“The real artist’s work is a surprise to himself.” 
― Robert Henri, The Art Spirit

My wife Nancy and I have taken this period of viral siege as a gift. The quiet solitude moves us towards the meditative, focusing on the now, and impermanence. And it has nudged creativity. 

Over the past couple of months, I’ve been shooting photos of some of Nancy’s art. She thrives on creativity and directs herself to new outer limits. She has coached and led workshops on the subject. I have grown used to her occasional need to rise from the bed at 2 a.m. and carry an idea down to her work area. 

Her creativity has given us the most artsy mailbox on our dead end road. And I have never seen a steering wheel and dashboard of a car that was artistically painted until shortly after I married Nancy and she went at our Honda Civic like an unleashed Salvador Dali.

She has written and performed three one-woman shows. Each of them, The Truth about Women and Horses, When God was Fun, and Instruments of Bliss were very well received by audiences that numbered in the thousands.

And she has played major roles in several Festival Theater productions, including Ma Joad in John Steinbeck’s Grapes of Wrath and Linda Lohman in Arthur Miller’s Death of a Salesman.

After writing the book, Sensuous Living, she was flown to New York City for a guest appearance on the Sally Jesse Rapheal show. And last summer she wrote an illustrated a one-of-a-kind book for our granddaughter called Eleanor Visits the Yukon.

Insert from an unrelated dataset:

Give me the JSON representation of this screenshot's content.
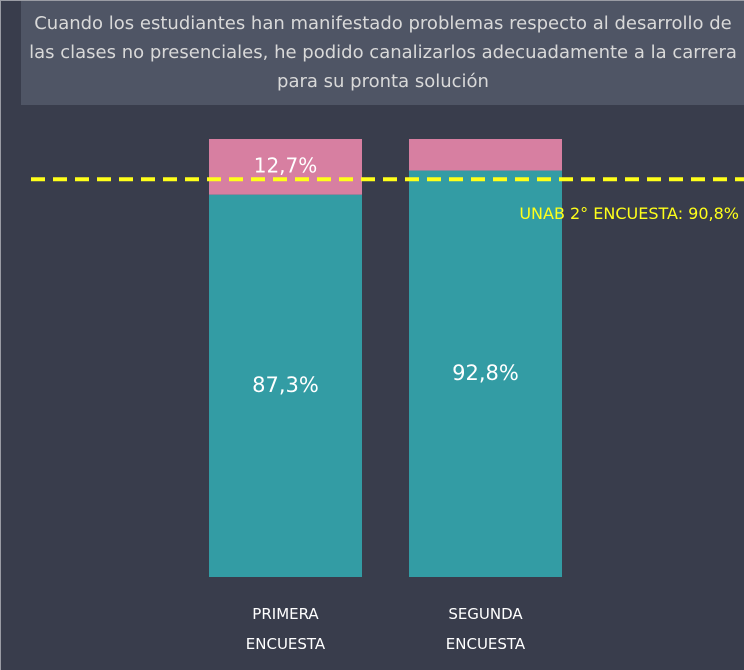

She has written music that she can sing and accompany herself on her guitar, mandolin, ukulele or fiddle. As I write this she is in the adjacent room plucking and strumming clear-noted, old tunes on her mandolin. 

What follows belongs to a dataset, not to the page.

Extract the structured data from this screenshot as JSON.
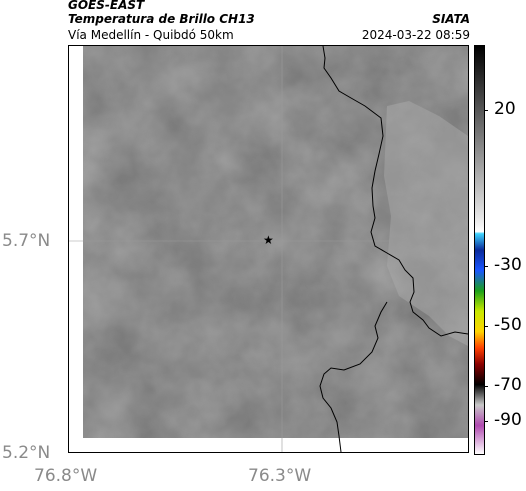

Her creative courage even had her once give a solo original dance performance at St. Catherine’s University in St. Paul, MN.

So it should come as no surprise that when an appeal came to sew masks for medical personnel Nancy would turn a humane endeavor into an art project. 

As a person who loves to make art, she can never have too much art material. I sometimes accuse her of hoarding but I need to be careful because I have my own secret stashes of potential. 

It was easy for her to come up with the necessary mask material and the accompanying ties and elastic loops.

Before donating the masks, she merged all of them into a timely skirt and top, a wearable artwork entitled “Mask Skirt.”

Nancy is an organized thinker. Every day I can find a scrap of envelope or a piece of blank paper with a list of chores she plans on tending that day. Success comes in the elation of crossing off tasks from such a list. 

Rather than tossing the list into the fire or the recycle box, she saves it. I had no idea that she was secreting hundreds of these archival scraps of her history into a file. From this art material was born “Busy Skirt.”

The pleated skirt is made of accordion-folded to-do lists. The brilliance in the outfit was the faux blouse and collar made from lists. For the photo she stood in front of a wall of lists that spilled out under her feet. 

She is currently working on her third skirt and top, entitled “Handsy.” It is made up of an old leather bag fringed in our worn out work gloves supplemented with orphaned ones found during bike rides along the shoulder of roads. 

Women continue to be treated like objects and subjected to wolf whistles, calls and worse. The gloves symbolize men’s claiming of women’s bodies.

Like all art, her skirts are not for use but rather to provoke. One of the functions of art is to move the viewer to change for a safer and more sustainable society. 

So the creative spirit has been haunting our Basecamp. In turn, our seemingly cluttered home easily morphs into a center of creativity where we find ourselves wedded to wonder.